There are some observations I have made / struggled with on Leap 42.3 login.
- LESS variable is set.
While on the surface this seams harmless, it interferes with other applications. In my case, I am working on a software project. I use Mercurial for my Version control system.
Mercurial uses LESS to set appropriate defaults if it is not already set. Unfortunately this is being set by /etc/profile.
Example: in a new mercurial repository with no changes, I type hg status. Normally, this would simply return. However with the LESS setting, it always pops into a blank less screen that
I have to quite from. This is very annoying and contrary to expected behavior.
The obvious solution is to unset LESS less. This is indeed what I do. I do find it unfortunate that I have had to do this.
- When you login to a bash session, the following scripts are sourced in order:
/etc/profile
~/.bash_profile
~/.bash_login
~/.profile
In addition, when an interactive bash shell is started that is not a loign shell, the following scripts are sourced:
/etc/bash.bashrc
~/.bashrc
The order here is very important. For a user login, .bash_profile, .bash_login, .profile and .bashrc are available for setting their environment.

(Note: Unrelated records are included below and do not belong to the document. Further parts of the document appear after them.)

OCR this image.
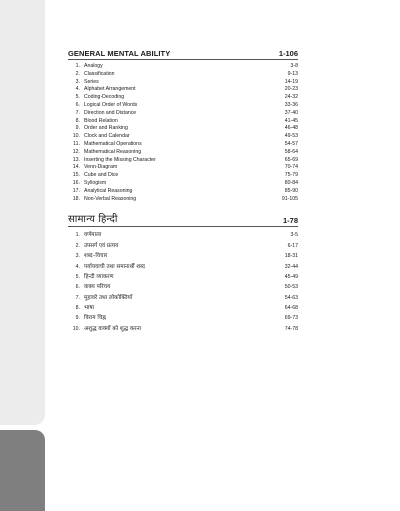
GENERAL MENTAL ABILITY	1-106
1. Analogy	3-8
2. Classification	9-13
3. Series	14-19
4. Alphabet Arrangement	20-23
5. Coding-Decoding	24-32
6. Logical Order of Words	33-36
7. Direction and Distance	37-40
8. Blood Relation	41-45
9. Order and Ranking	46-48
10. Clock and Calendar	49-53
11. Mathematical Operations	54-57
12. Mathematical Reasoning	58-64
13. Inserting the Missing Character	65-69
14. Venn-Diagram	70-74
15. Cube and Dice	75-79
16. Syllogism	80-84
17. Analytical Reasoning	85-90
18. Non-Verbal Reasoning	91-105
सामान्य हिन्दी	1-78
1. वर्णमाला	3-5
2. उपसर्ग एवं प्रत्यय	6-17
3. शब्द–विचार	18-31
4. पर्यायवाची तथा समानार्थी शब्द	32-44
5. हिन्दी व्याकरण	45-49
6. वाक्य परिचय	50-53
7. मुहावरे तथा लोकोक्तियाँ	54-63
8. भाषा	64-68
9. विराम चिह्न	69-73
10. अशुद्ध वाक्यों को शुद्ध करना	74-78
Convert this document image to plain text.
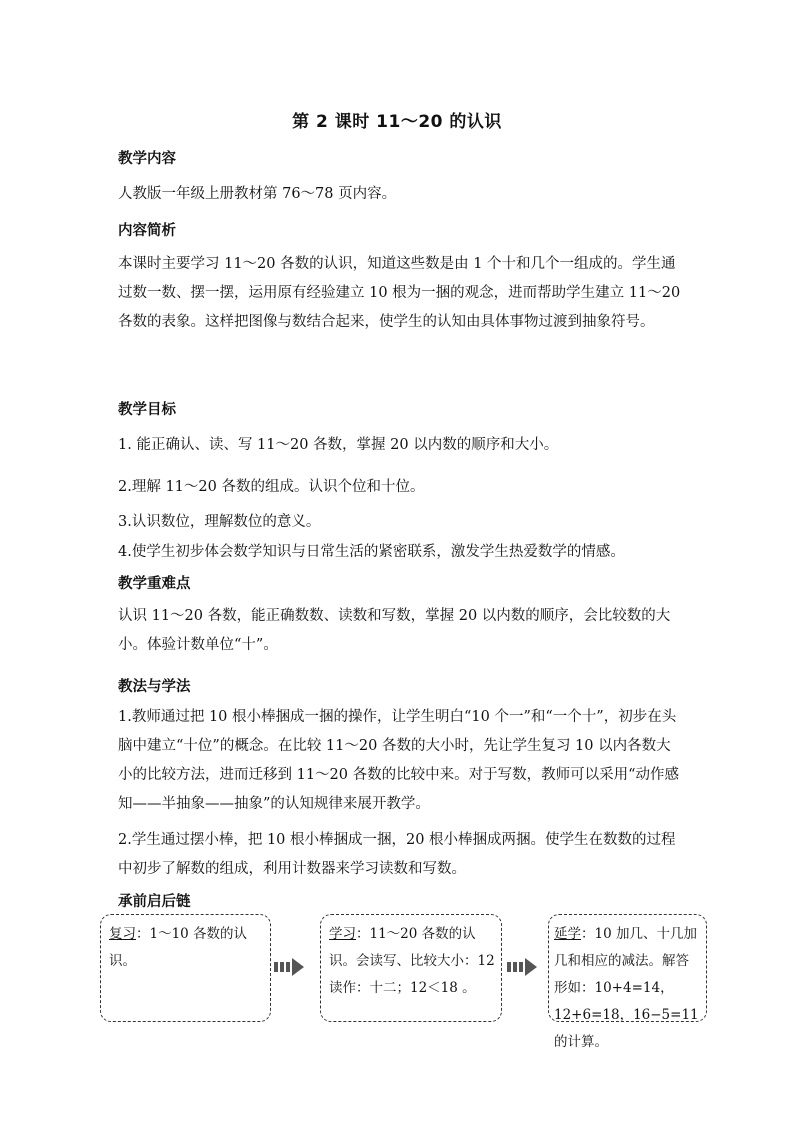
第 2 课时 11～20 的认识
教学内容
人教版一年级上册教材第 76～78 页内容。
内容简析
本课时主要学习 11～20 各数的认识，知道这些数是由 1 个十和几个一组成的。学生通过数一数、摆一摆，运用原有经验建立 10 根为一捆的观念，进而帮助学生建立 11～20 各数的表象。这样把图像与数结合起来，使学生的认知由具体事物过渡到抽象符号。
教学目标
1. 能正确认、读、写 11～20 各数，掌握 20 以内数的顺序和大小。
2.理解 11～20 各数的组成。认识个位和十位。
3.认识数位，理解数位的意义。
4.使学生初步体会数学知识与日常生活的紧密联系，激发学生热爱数学的情感。
教学重难点
认识 11～20 各数，能正确数数、读数和写数，掌握 20 以内数的顺序，会比较数的大小。体验计数单位“十”。
教法与学法
1.教师通过把 10 根小棒捆成一捆的操作，让学生明白“10 个一”和“一个十”，初步在头脑中建立“十位”的概念。在比较 11～20 各数的大小时，先让学生复习 10 以内各数大小的比较方法，进而迁移到 11～20 各数的比较中来。对于写数，教师可以采用“动作感知——半抽象——抽象”的认知规律来展开教学。
2.学生通过摆小棒，把 10 根小棒捆成一捆，20 根小棒捆成两捆。使学生在数数的过程中初步了解数的组成，利用计数器来学习读数和写数。
承前启后链
复习：1～10 各数的认识。
学习：11～20 各数的认识。会读写、比较大小：12 读作：十二；12＜18 。
延学：10 加几、十几加几和相应的减法。解答形如：10+4=14，12+6=18，16−5=11 的计算。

.bash_profile, .bash_login and .profile are used to setup static setting that need to be set only once. For example the PATH variable is set here.
.bashrc is typically use for setting environment that may change or need to be reset between bash instances.
I typically use .bash_profile and .bashrc for my uses (I do source .alias if it exists from .bashrc). It is important that .bash_profile is run first, as it set static setting
that may be used by .bashrc.
Unfortunately, /etc/profile source the following:
.alias
.bashrc
.bash_profile
In that order. This is completely backwards and breaks expected behavior. I have aliases and other setting that fail in .alias and .bashrc because .bash_profile has not been sourced
as expected.
Most trubling is that .alias is being source first. Typically sourcing .alias is a user discretion from .bashrc. Indeed the default out of the box .bashrc script for Leap 42.3 does just this.
This means that .alias is being sourced from /etc/profile and .bashrc (twice) before .bash_profile.
I am wondering why this is being done. My environment relies on expected order of scripts being sourced. I have had to do a good amount of coding to ensure that the proper order
is followed. I have hacked .alias to insure that it is only run once.